Sidenote Two: The Google image search I did for "back trouble" presented me with the pic to the right. It has nothing to do with me throwing my back out, but I just HAD to include it here. What happens in Eastern Europe, STAYS in Eastern Europe.
So, I was down for the count most of the day, went home after work and could barely move enough to put myself flat on my back in my bed to watch all of Justice League: The New Frontier.
(Which, by the way, rocked... except for the omission of The Losers / Dinosaur Island storyline. And huge chunks of the Challengers of the Unknown story not being used. Oh well, they did call it "Justice League: The New Frontier," not "The New Frontier")
So, as Dirk sometimes does, here is TMI Tuesday... on Wednesday!
1. What can you consider as the greatest thing you've ever done for/ to yourself?
Getting out of my last relationship.
It took me more than two years - - on and off - - and almost every therapy session I had during that time, but I got out of it. And as bad as it was, I learned a lot from it.
The best part is that I will never be in a relationship like that ever again. Period.
2. What/ Which part of your life you think you could have done better and why?
I don't think, I KNOW I could have been a better boyfriend to my first true love, the man I consider my first real boyfriend here in the city.
I've said it before but I was 25 and stupidly believed that career and art was more important than boyfriend, friends and family and I paid for it by losing my first true love.
As with #1, that will never happen again.
3. Do you have that one person whom you consider to be the wind beneath your wings?
This question alone is sentimental enough to make my jaded, cynical readers throw up in their mouths (I know I have jaded and cynical readers because - - shock - - I am jaded and cynical), but the "wind beneath my wings" is my mother.
From helping me move to Chicago to sending me care packages filled with homemade candy to always knowing exactly what I need when I need it, Mama has been there for me more times than I can count.
She has sacrificed so much so that I could have more than she had growing up. She gives freely without thinking. And she loves openly. I love and admire her.
4. Tell us about your longest relationship.
My longest was my worst. If it had lasted any longer, I would have killed him. Literally.
He should be glad that it didn't last any longer.
5. In a relationship, when do you get to that point of enough is enough?
Presently, I get to the point where "enough is enough" when I am disrespected, lied to or yelled at, no matter if we've been going out for 12 months or 12 minutes.
For instance, about two weeks into my last / worst relationship, we we getting into bed at his place one night and he started making advances for us to have sex. Now, we had had sex at least once a day (and most days twice a day, if not more) from the first night we slept together. This is two weeks in and he starts making the moves.
I said to him that I was tired and he made one of those "Awww..." sounds, like a child who was being told he couldn't play with his toy anymore tonight. So, I said that even though I was tired, I would have sex if he wanted to and that's when he slapped my hand away from him, turned his back on me in bed and said...
"Fuck you! You think I need a pity fuck from you?!? Fuck off!"
I got out of bed and started putting on my clothes. He asked, "Where the fuck do you think you're going?" and I told him home. And somehow, he talked me into getting back into bed, staying the night and having sex.
These days, just the slapping of my hand would end the relationship. Telling me to "Fuck off!" just two weeks in would ensure the relationship is over.
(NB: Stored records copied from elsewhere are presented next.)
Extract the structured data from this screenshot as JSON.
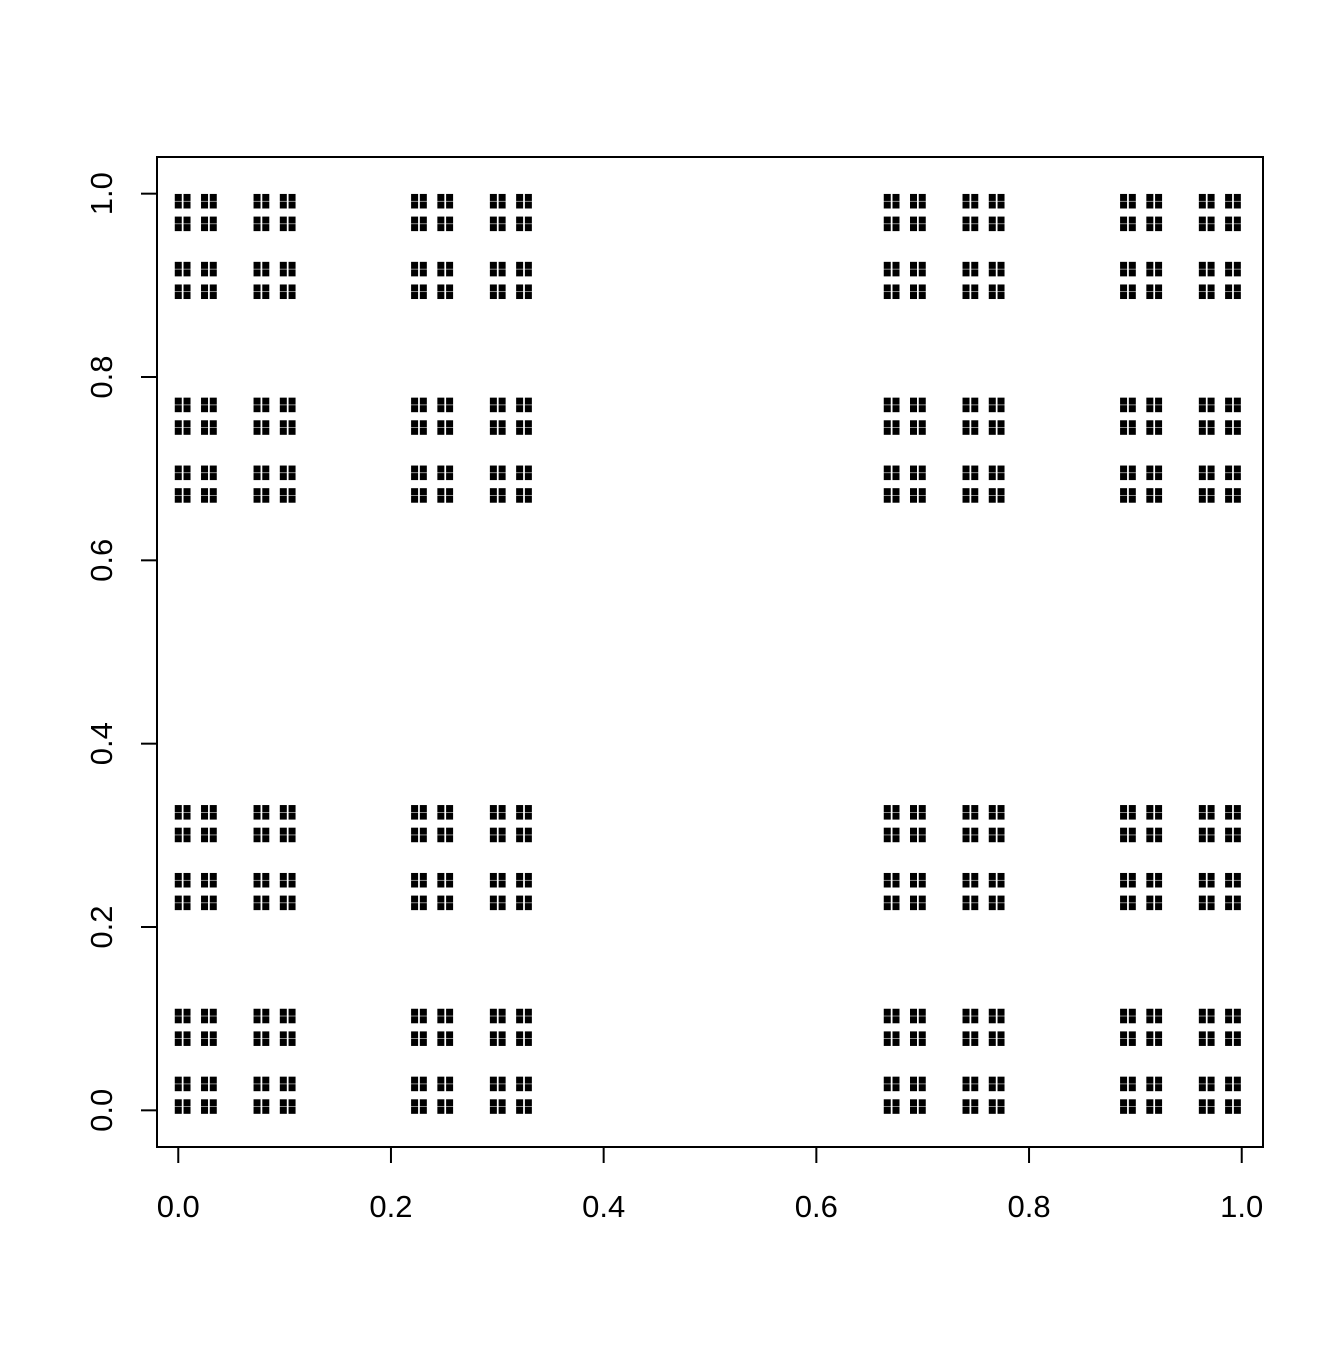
{
  "chart_data": {
    "type": "scatter",
    "title": "",
    "xlabel": "",
    "ylabel": "",
    "xlim": [
      -0.02,
      1.02
    ],
    "ylim": [
      -0.04,
      1.04
    ],
    "grid": false,
    "legend": "none",
    "point_marker": "filled-square",
    "point_color": "#000000",
    "construction": "Cantor dust, level 5: all points (x, y) where x and y range over the left endpoints (sum of d_k/3^k, d_k in {0,2}) of the 5th-level middle-thirds Cantor set",
    "x": [
      0,
      0.00823,
      0.02469,
      0.03292,
      0.07407,
      0.0823,
      0.09877,
      0.107,
      0.22222,
      0.23045,
      0.24691,
      0.25514,
      0.2963,
      0.30453,
      0.32099,
      0.32922,
      0.66667,
      0.6749,
      0.69136,
      0.69959,
      0.74074,
      0.74897,
      0.76543,
      0.77366,
      0.88889,
      0.89712,
      0.91358,
      0.92181,
      0.96296,
      0.97119,
      0.98765,
      0.99588
    ],
    "y": [
      0,
      0.00823,
      0.02469,
      0.03292,
      0.07407,
      0.0823,
      0.09877,
      0.107,
      0.22222,
      0.23045,
      0.24691,
      0.25514,
      0.2963,
      0.30453,
      0.32099,
      0.32922,
      0.66667,
      0.6749,
      0.69136,
      0.69959,
      0.74074,
      0.74897,
      0.76543,
      0.77366,
      0.88889,
      0.89712,
      0.91358,
      0.92181,
      0.96296,
      0.97119,
      0.98765,
      0.99588
    ],
    "x_ticks": [
      {
        "value": 0.0,
        "label": "0.0"
      },
      {
        "value": 0.2,
        "label": "0.2"
      },
      {
        "value": 0.4,
        "label": "0.4"
      },
      {
        "value": 0.6,
        "label": "0.6"
      },
      {
        "value": 0.8,
        "label": "0.8"
      },
      {
        "value": 1.0,
        "label": "1.0"
      }
    ],
    "y_ticks": [
      {
        "value": 0.0,
        "label": "0.0"
      },
      {
        "value": 0.2,
        "label": "0.2"
      },
      {
        "value": 0.4,
        "label": "0.4"
      },
      {
        "value": 0.6,
        "label": "0.6"
      },
      {
        "value": 0.8,
        "label": "0.8"
      },
      {
        "value": 1.0,
        "label": "1.0"
      }
    ]
  }
}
Bonus (as in optional):What is that one intimate moment with someone you miss so much and what are you willing to risk to have another moment of it. ;)
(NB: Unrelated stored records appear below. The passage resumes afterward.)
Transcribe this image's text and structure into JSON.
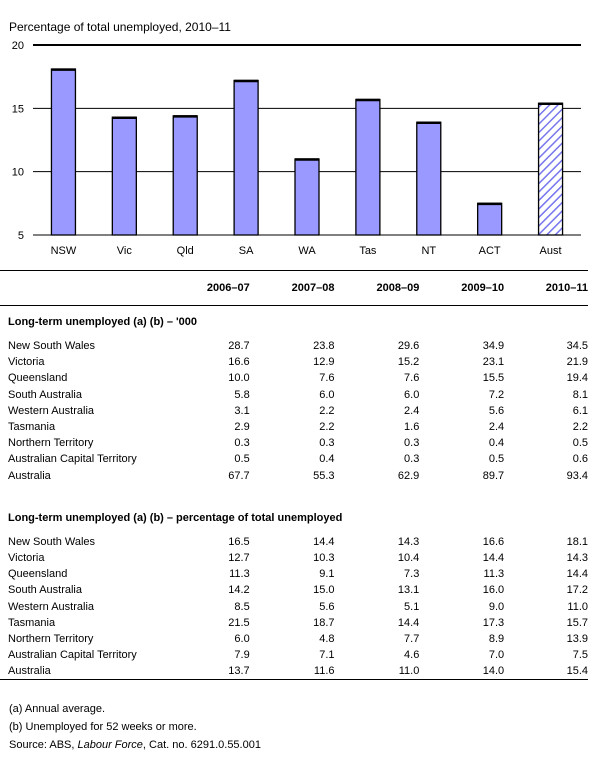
{
  "chart_data": {
    "type": "bar",
    "title": "Percentage of total unemployed, 2010–11",
    "categories": [
      "NSW",
      "Vic",
      "Qld",
      "SA",
      "WA",
      "Tas",
      "NT",
      "ACT",
      "Aust"
    ],
    "values": [
      18.1,
      14.3,
      14.4,
      17.2,
      11.0,
      15.7,
      13.9,
      7.5,
      15.4
    ],
    "ylim": [
      5,
      20
    ],
    "yticks": [
      5,
      10,
      15,
      20
    ],
    "grid": true,
    "bar_color": "#9999ff",
    "highlight_category": "Aust",
    "highlight_pattern": "diagonal-hatch"
  },
  "table": {
    "years": [
      "2006–07",
      "2007–08",
      "2008–09",
      "2009–10",
      "2010–11"
    ],
    "sections": [
      {
        "heading": "Long-term unemployed (a) (b) – '000",
        "rows": [
          {
            "label": "New South Wales",
            "values": [
              "28.7",
              "23.8",
              "29.6",
              "34.9",
              "34.5"
            ]
          },
          {
            "label": "Victoria",
            "values": [
              "16.6",
              "12.9",
              "15.2",
              "23.1",
              "21.9"
            ]
          },
          {
            "label": "Queensland",
            "values": [
              "10.0",
              "7.6",
              "7.6",
              "15.5",
              "19.4"
            ]
          },
          {
            "label": "South Australia",
            "values": [
              "5.8",
              "6.0",
              "6.0",
              "7.2",
              "8.1"
            ]
          },
          {
            "label": "Western Australia",
            "values": [
              "3.1",
              "2.2",
              "2.4",
              "5.6",
              "6.1"
            ]
          },
          {
            "label": "Tasmania",
            "values": [
              "2.9",
              "2.2",
              "1.6",
              "2.4",
              "2.2"
            ]
          },
          {
            "label": "Northern Territory",
            "values": [
              "0.3",
              "0.3",
              "0.3",
              "0.4",
              "0.5"
            ]
          },
          {
            "label": "Australian Capital Territory",
            "values": [
              "0.5",
              "0.4",
              "0.3",
              "0.5",
              "0.6"
            ]
          },
          {
            "label": "Australia",
            "values": [
              "67.7",
              "55.3",
              "62.9",
              "89.7",
              "93.4"
            ]
          }
        ]
      },
      {
        "heading": "Long-term unemployed (a) (b) – percentage of total unemployed",
        "rows": [
          {
            "label": "New South Wales",
            "values": [
              "16.5",
              "14.4",
              "14.3",
              "16.6",
              "18.1"
            ]
          },
          {
            "label": "Victoria",
            "values": [
              "12.7",
              "10.3",
              "10.4",
              "14.4",
              "14.3"
            ]
          },
          {
            "label": "Queensland",
            "values": [
              "11.3",
              "9.1",
              "7.3",
              "11.3",
              "14.4"
            ]
          },
          {
            "label": "South Australia",
            "values": [
              "14.2",
              "15.0",
              "13.1",
              "16.0",
              "17.2"
            ]
          },
          {
            "label": "Western Australia",
            "values": [
              "8.5",
              "5.6",
              "5.1",
              "9.0",
              "11.0"
            ]
          },
          {
            "label": "Tasmania",
            "values": [
              "21.5",
              "18.7",
              "14.4",
              "17.3",
              "15.7"
            ]
          },
          {
            "label": "Northern Territory",
            "values": [
              "6.0",
              "4.8",
              "7.7",
              "8.9",
              "13.9"
            ]
          },
          {
            "label": "Australian Capital Territory",
            "values": [
              "7.9",
              "7.1",
              "4.6",
              "7.0",
              "7.5"
            ]
          },
          {
            "label": "Australia",
            "values": [
              "13.7",
              "11.6",
              "11.0",
              "14.0",
              "15.4"
            ]
          }
        ]
      }
    ]
  },
  "notes": {
    "note_a": "(a) Annual average.",
    "note_b": "(b) Unemployed for 52 weeks or more.",
    "source_prefix": "Source: ABS, ",
    "source_italic": "Labour Force",
    "source_suffix": ", Cat. no. 6291.0.55.001"
  }
}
I miss kissing a lot. But I'm not willing to risk my self-esteem or my self-respect anymore to be kissed.
I'm waiting. And the right man will come along. And we will kiss and hug and make love. And he will never intentionally hurt me. And I will never intentionally hurt him.
And while I wait for him to come along, I'm not missing a damn thing by avoiding dates with men who would hurt me.
Been there. Done that. Bought all the show posters.